Thereafter, Long moved, inter alia, to amend his answer to include the affirmative defense. In opposition, the plaintiff offered proof that it had been reinstated to active corporate status by the Department of State pursuant to Tax Law § 203-a (7), and, therefore, the plaintiff’s capacity to sue had been restored nunc pro tunc. The court denied Long’s motion. We affirm the order insofar as appealed from.

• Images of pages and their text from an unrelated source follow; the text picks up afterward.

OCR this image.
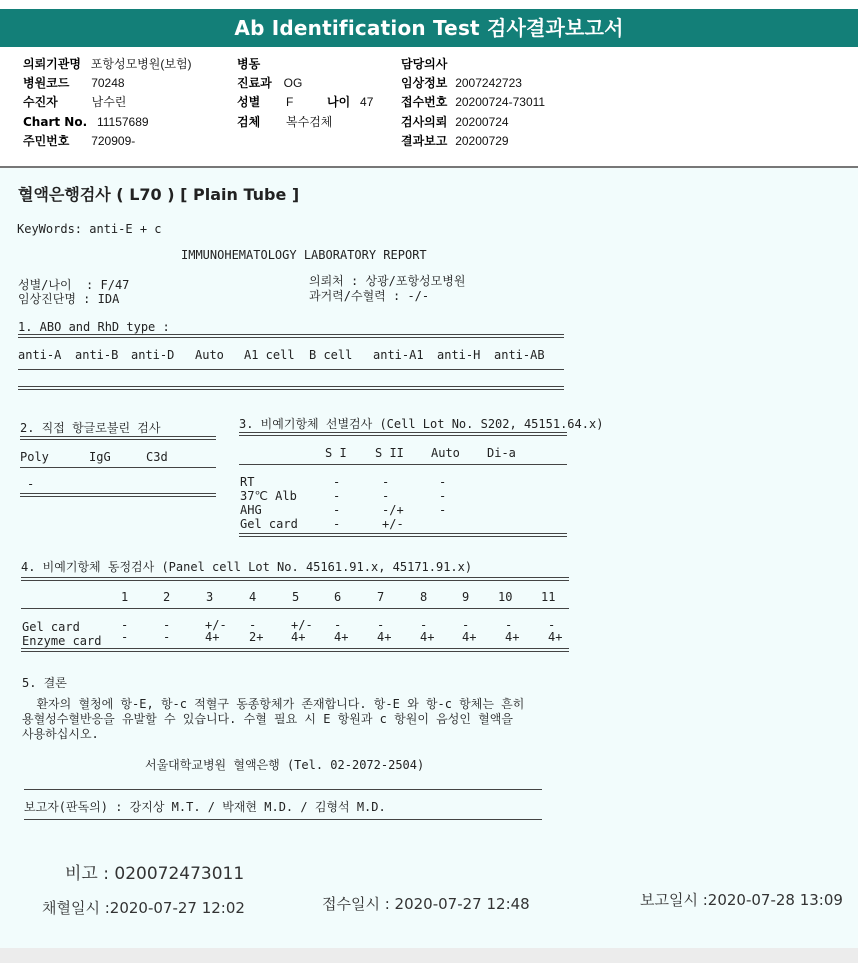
Ab Identification Test 검사결과보고서
의뢰기관명 포항성모병원(보험)
병원코드 70248
수진자	남수린
Chart No. 11157689
주민번호 720909-
병동
진료과 OG
성별 F	나이 47
검체 복수검체
담당의사
임상정보 2007242723
접수번호 20200724-73011
검사의뢰 20200724
결과보고 20200729
혈액은행검사 ( L70 ) [ Plain Tube ]
KeyWords: anti-E + c
IMMUNOHEMATOLOGY LABORATORY REPORT
성별/나이  : F/47
임상진단명 : IDA
의뢰처 : 상광/포항성모병원
과거력/수혈력 : -/-
1. ABO and RhD type :
anti-A anti-B anti-D Auto A1 cell B cell anti-A1 anti-H anti-AB
2. 직접 항글로불린 검사
Poly	IgG	C3d
-
3. 비예기항체 선별검사 (Cell Lot No. S202, 45151.64.x)
S I S II Auto Di-a
RT	-	-	-
37℃ Alb	-	-	-
AHG	-	-/+	-
Gel card	-	+/-
4. 비예기항체 동정검사 (Panel cell Lot No. 45161.91.x, 45171.91.x)
1	2	3	4	5	6	7	8	9 10 11
Gel card	-	-	+/- -	+/- -	-	-	-	-	-
Enzyme card -	-	4+ 2+ 4+ 4+ 4+ 4+ 4+ 4+ 4+
5. 결론
환자의 혈청에 항-E, 항-c 적혈구 동종항체가 존재합니다. 항-E 와 항-c 항체는 흔히
용혈성수혈반응을 유발할 수 있습니다. 수혈 필요 시 E 항원과 c 항원이 음성인 혈액을
사용하십시오.
서울대학교병원 혈액은행 (Tel. 02-2072-2504)
보고자(판독의) : 강지상 M.T. / 박재현 M.D. / 김형석 M.D.
비고 : 020072473011
채혈일시 :2020-07-27 12:02	접수일시 : 2020-07-27 12:48	보고일시 :2020-07-28 13:09
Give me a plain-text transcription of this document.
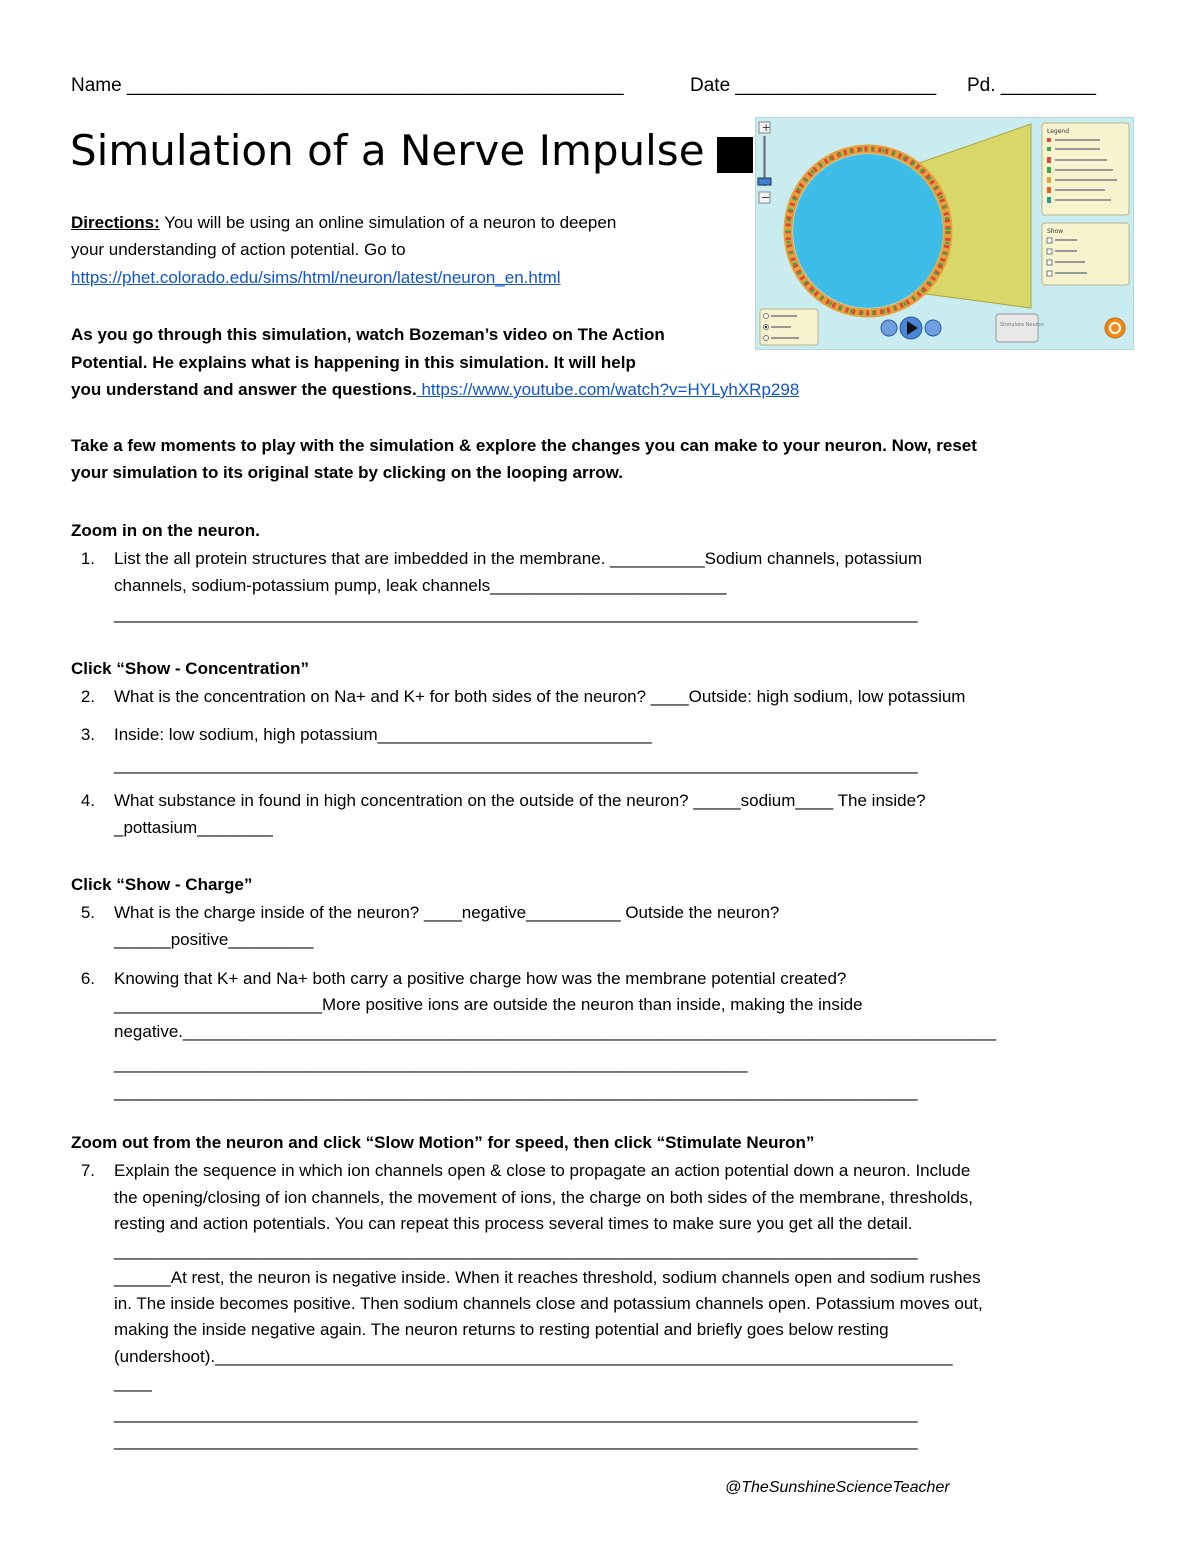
Name _______________________________________________	Date ___________________ Pd. _________
Simulation of a Nerve Impulse	+
−
Legend
Show
Stimulate Neuron
Directions: You will be using an online simulation of a neuron to deepen
your understanding of action potential. Go to
https://phet.colorado.edu/sims/html/neuron/latest/neuron_en.html
As you go through this simulation, watch Bozeman’s video on The Action
Potential. He explains what is happening in this simulation. It will help
you understand and answer the questions. https://www.youtube.com/watch?v=HYLyhXRp298
Take a few moments to play with the simulation & explore the changes you can make to your neuron. Now, reset
your simulation to its original state by clicking on the looping arrow.
Zoom in on the neuron.
1. List the all protein structures that are imbedded in the membrane. __________Sodium channels, potassium
channels, sodium-potassium pump, leak channels_________________________
_____________________________________________________________________________________
Click “Show - Concentration”
2. What is the concentration on Na+ and K+ for both sides of the neuron? ____Outside: high sodium, low potassium
3. Inside: low sodium, high potassium_____________________________
_____________________________________________________________________________________
4. What substance in found in high concentration on the outside of the neuron? _____sodium____ The inside?
_pottasium________
Click “Show - Charge”
5. What is the charge inside of the neuron? ____negative__________ Outside the neuron?
______positive_________
6. Knowing that K+ and Na+ both carry a positive charge how was the membrane potential created?
______________________More positive ions are outside the neuron than inside, making the inside
negative.______________________________________________________________________________________
___________________________________________________________________
_____________________________________________________________________________________
Zoom out from the neuron and click “Slow Motion” for speed, then click “Stimulate Neuron”
7. Explain the sequence in which ion channels open & close to propagate an action potential down a neuron. Include
the opening/closing of ion channels, the movement of ions, the charge on both sides of the membrane, thresholds,
resting and action potentials. You can repeat this process several times to make sure you get all the detail.
_____________________________________________________________________________________
______At rest, the neuron is negative inside. When it reaches threshold, sodium channels open and sodium rushes
in. The inside becomes positive. Then sodium channels close and potassium channels open. Potassium moves out,
making the inside negative again. The neuron returns to resting potential and briefly goes below resting
(undershoot).______________________________________________________________________________
____
_____________________________________________________________________________________
_____________________________________________________________________________________
@TheSunshineScienceTeacher
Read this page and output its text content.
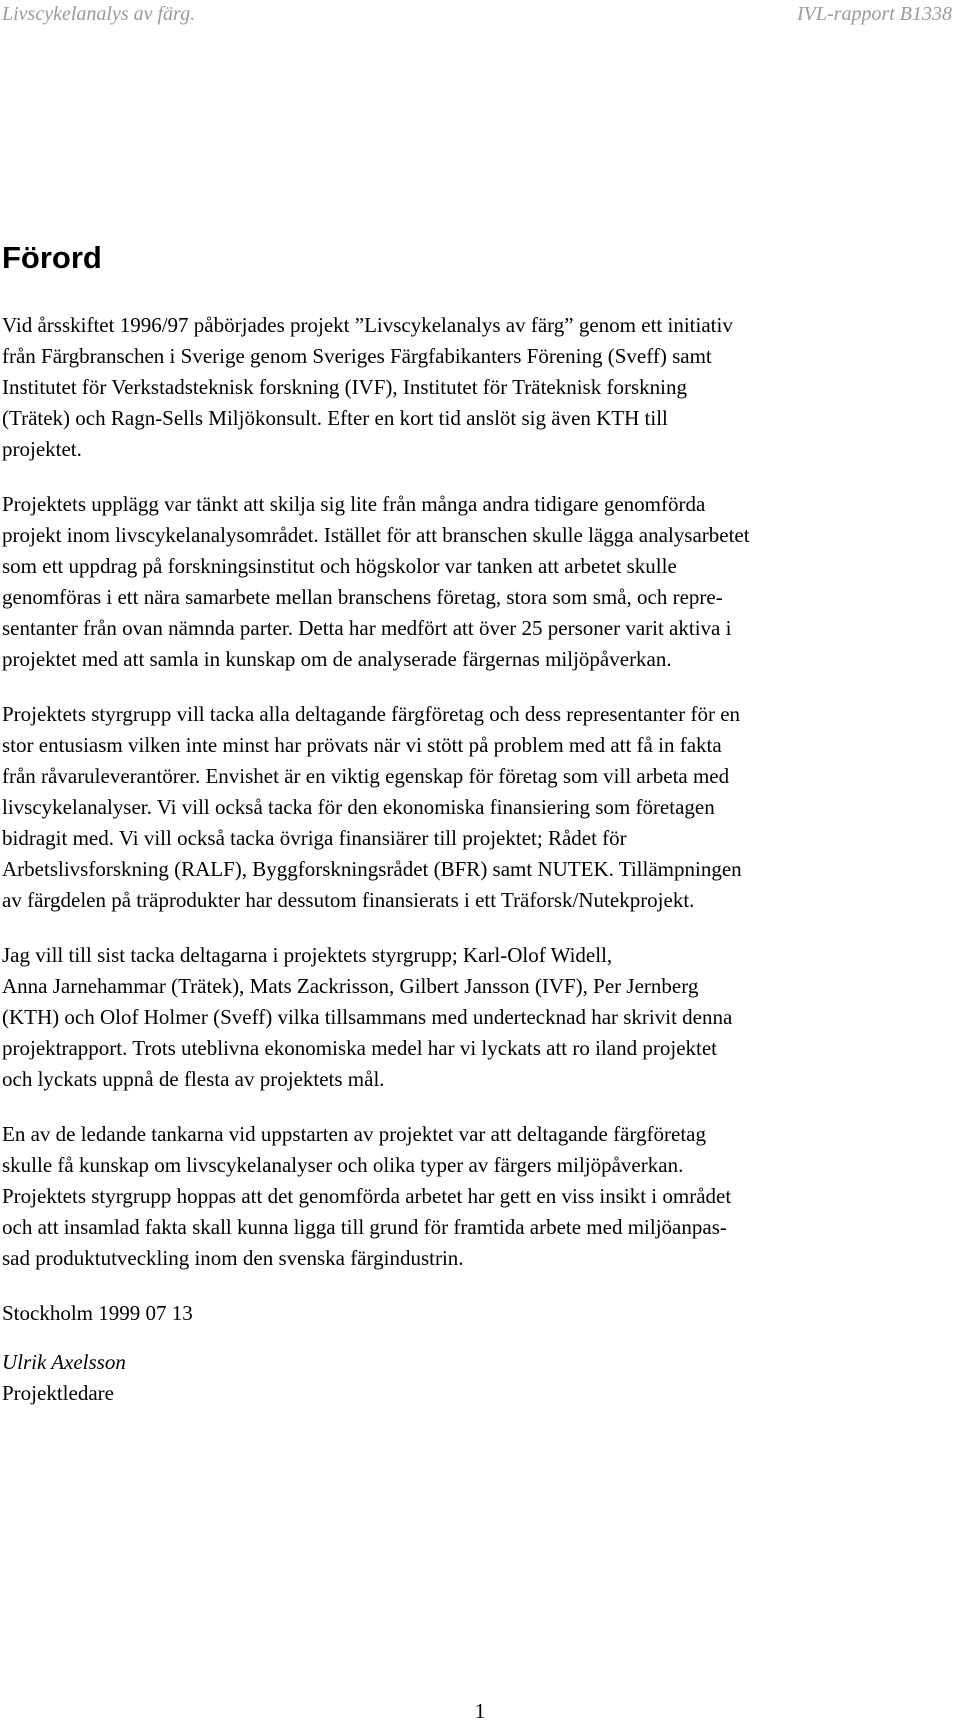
Livscykelanalys av färg.	IVL-rapport B1338
Förord

Vid årsskiftet 1996/97 påbörjades projekt ”Livscykelanalys av färg” genom ett initiativ
från Färgbranschen i Sverige genom Sveriges Färgfabikanters Förening (Sveff) samt
Institutet för Verkstadsteknisk forskning (IVF), Institutet för Träteknisk forskning
(Trätek) och Ragn-Sells Miljökonsult. Efter en kort tid anslöt sig även KTH till
projektet.

Projektets upplägg var tänkt att skilja sig lite från många andra tidigare genomförda
projekt inom livscykelanalysområdet. Istället för att branschen skulle lägga analysarbetet
som ett uppdrag på forskningsinstitut och högskolor var tanken att arbetet skulle
genomföras i ett nära samarbete mellan branschens företag, stora som små, och repre-
sentanter från ovan nämnda parter. Detta har medfört att över 25 personer varit aktiva i
projektet med att samla in kunskap om de analyserade färgernas miljöpåverkan.

Projektets styrgrupp vill tacka alla deltagande färgföretag och dess representanter för en
stor entusiasm vilken inte minst har prövats när vi stött på problem med att få in fakta
från råvaruleverantörer. Envishet är en viktig egenskap för företag som vill arbeta med
livscykelanalyser. Vi vill också tacka för den ekonomiska finansiering som företagen
bidragit med. Vi vill också tacka övriga finansiärer till projektet; Rådet för
Arbetslivsforskning (RALF), Byggforskningsrådet (BFR) samt NUTEK. Tillämpningen
av färgdelen på träprodukter har dessutom finansierats i ett Träforsk/Nutekprojekt.

Jag vill till sist tacka deltagarna i projektets styrgrupp; Karl-Olof Widell,
Anna Jarnehammar (Trätek), Mats Zackrisson, Gilbert Jansson (IVF), Per Jernberg
(KTH) och Olof Holmer (Sveff) vilka tillsammans med undertecknad har skrivit denna
projektrapport. Trots uteblivna ekonomiska medel har vi lyckats att ro iland projektet
och lyckats uppnå de flesta av projektets mål.

En av de ledande tankarna vid uppstarten av projektet var att deltagande färgföretag
skulle få kunskap om livscykelanalyser och olika typer av färgers miljöpåverkan.
Projektets styrgrupp hoppas att det genomförda arbetet har gett en viss insikt i området
och att insamlad fakta skall kunna ligga till grund för framtida arbete med miljöanpas-
sad produktutveckling inom den svenska färgindustrin.

Stockholm 1999 07 13

Ulrik Axelsson
Projektledare

1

Tax Law § 203-a provides in relevant part that the Department of State may issue a proclamation which dissolves a corporation on the basis of its failure to pay tax assessments (Tax Law § 203-a [1]). In order to be restored to active corporate status, the corporation must pay all delinquent taxes, interest, and penalties (Tax Law § 203-a [7]). The statute specifically states that such payment will have the “effect of annulling all of the proceedings theretofore taken for the dissolution” of the corporation, and that the corporation “shall thereupon have such corporate powers, rights, duties and obligations as it had on the date of the publication of the proclamation, with the same force and effect as if such proclamation had not been made or published” (Tax Law § 203-a [7]). In interpreting this language, the courts have held that corporate transactions which occurred during a period of dissolution are retroactively validated because the corporation’s status, and its corresponding powers, rights, duties, and obligations, have been reinstated nunc pro tunc (see, Estate of Nasser v Port Auth., 155 AD2d 250, 251; see also, Lorisa Capital Corp. v Gallo, 119 AD2d 99, 113). The ability to sue is among those rights to which a corporation with active status may avail itself. In the present case, therefore, pursuant to the express language of the statute, upon the reinstatement of the plaintiff’s active corporate status, its action against Long was retroactively validated. *756Under the circumstances, the Supreme Court did not improvidently exercise its discretion by denying Long’s motion to amend his answer, since the affirmative defense he sought to include was without merit (see, Karma Equities v Gucciardo, 210 AD2d 456; see also, Nasuf Constr. Corp. v State of New York, 185 AD2d 305, 306).

Long’s remaining contentions are either unpreserved for appellate review or without merit. Thompson, J. P., Krausman, Goldstein and Luciano, JJ., concur.